Monday, November 06, 2006

ER system reform needed

The Associated Press brought up the case of the woman who died in the ER waiting room that was ruled “homicide” by our Coroner’s Inquest jury again yesterday. It was in an article about long wait times in ERs and doctor’s offices.

It also “came up” at a recent meeting of the local regional healthcare council, being fostered by the Metropolitan Chicago Healthcare Council, (alright, I brought it up as an example of a system problem that should be looked at for “remedy”).

At that meeting we briefly discussed how many problems are contributing to this “system problem”, some of those things are also touched on in the article I referenced above. ERs are overcrowded. There has been a 26% growth in the number of patients seen in the ER between 1993 and 2003, while the number of ERs in this country have dropped by 12%. This growth/contraction combination took place without much modification in the system (the way that ER care is delivered) designed to keep up with the changes and load engendered or designed to improve efficiencies in providing ER care.

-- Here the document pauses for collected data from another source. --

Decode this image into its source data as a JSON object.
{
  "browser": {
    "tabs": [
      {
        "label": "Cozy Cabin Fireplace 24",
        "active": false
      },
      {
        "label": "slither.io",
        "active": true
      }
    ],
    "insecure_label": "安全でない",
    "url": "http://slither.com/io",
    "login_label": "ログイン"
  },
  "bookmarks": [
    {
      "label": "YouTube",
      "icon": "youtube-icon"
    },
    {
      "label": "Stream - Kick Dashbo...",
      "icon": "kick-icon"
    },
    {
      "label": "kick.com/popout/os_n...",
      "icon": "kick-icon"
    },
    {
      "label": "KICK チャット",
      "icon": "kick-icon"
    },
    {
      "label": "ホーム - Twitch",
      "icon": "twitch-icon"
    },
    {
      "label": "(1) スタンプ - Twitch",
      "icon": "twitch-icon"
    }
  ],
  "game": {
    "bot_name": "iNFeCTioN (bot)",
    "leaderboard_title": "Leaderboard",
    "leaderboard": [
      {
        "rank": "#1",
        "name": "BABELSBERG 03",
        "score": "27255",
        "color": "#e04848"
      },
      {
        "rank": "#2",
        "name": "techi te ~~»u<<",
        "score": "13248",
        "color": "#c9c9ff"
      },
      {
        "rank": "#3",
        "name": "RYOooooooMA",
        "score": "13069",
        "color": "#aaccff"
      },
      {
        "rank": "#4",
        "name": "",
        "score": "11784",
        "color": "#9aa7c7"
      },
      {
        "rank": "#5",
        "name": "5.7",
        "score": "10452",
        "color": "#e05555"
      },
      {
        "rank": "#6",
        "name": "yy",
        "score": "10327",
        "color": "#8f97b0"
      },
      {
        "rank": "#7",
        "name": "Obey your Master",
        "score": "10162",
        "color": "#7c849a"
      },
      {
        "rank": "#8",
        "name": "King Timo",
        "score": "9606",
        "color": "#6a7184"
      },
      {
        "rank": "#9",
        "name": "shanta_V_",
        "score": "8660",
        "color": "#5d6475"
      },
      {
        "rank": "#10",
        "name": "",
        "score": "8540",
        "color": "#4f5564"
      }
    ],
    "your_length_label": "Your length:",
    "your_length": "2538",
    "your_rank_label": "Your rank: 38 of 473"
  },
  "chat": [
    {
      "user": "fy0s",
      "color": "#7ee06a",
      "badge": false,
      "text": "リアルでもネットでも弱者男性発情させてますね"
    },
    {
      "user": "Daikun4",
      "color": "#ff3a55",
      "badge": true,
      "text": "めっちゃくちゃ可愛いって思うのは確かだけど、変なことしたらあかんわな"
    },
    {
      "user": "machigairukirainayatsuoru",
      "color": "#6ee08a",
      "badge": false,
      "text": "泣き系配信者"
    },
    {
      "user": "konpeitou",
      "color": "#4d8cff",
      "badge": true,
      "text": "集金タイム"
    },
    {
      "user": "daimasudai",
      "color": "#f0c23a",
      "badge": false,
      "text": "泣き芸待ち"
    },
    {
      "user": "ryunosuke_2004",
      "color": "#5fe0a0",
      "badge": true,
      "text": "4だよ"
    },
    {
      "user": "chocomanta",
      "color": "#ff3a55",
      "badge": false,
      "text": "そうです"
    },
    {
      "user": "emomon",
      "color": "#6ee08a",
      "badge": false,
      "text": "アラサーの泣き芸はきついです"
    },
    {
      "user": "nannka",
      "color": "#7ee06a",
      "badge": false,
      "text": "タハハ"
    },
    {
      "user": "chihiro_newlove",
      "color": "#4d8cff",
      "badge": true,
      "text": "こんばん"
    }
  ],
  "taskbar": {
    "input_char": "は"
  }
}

This is compounded by a variety of other confounders. There are “health literacy” problems. Many people don’t always know what is appropriate for an ER visit or because of that “illiteracy” don’t know what to do short of going to the ER for various medical problems. That “illiteracy” may also impair their ability to follow medical instructions for care and to keep them out of the ER. There are access issues for both acute and chronic health problems, denying people other options for care. There are “down-stream” problems, e.g. lack of hospital nursing staff and/or beds impairing the ability to get patients out of the ER and freeing up space for the next patient. There are many facets and/or contributing problems.

Some places are making changes to address some of the contributors. ERs are adding staff to handle cases that present. Some hospitals are using physicians for triage at busy times so that necessary testing can be begun more quickly. Groups are looking at “best practices” and exporting them to other ERs. Groups are developing alternatives for expanding healthcare access.

As I said before it is a system problem and requires system intervention to prevent any more individuals from dying in the waiting room.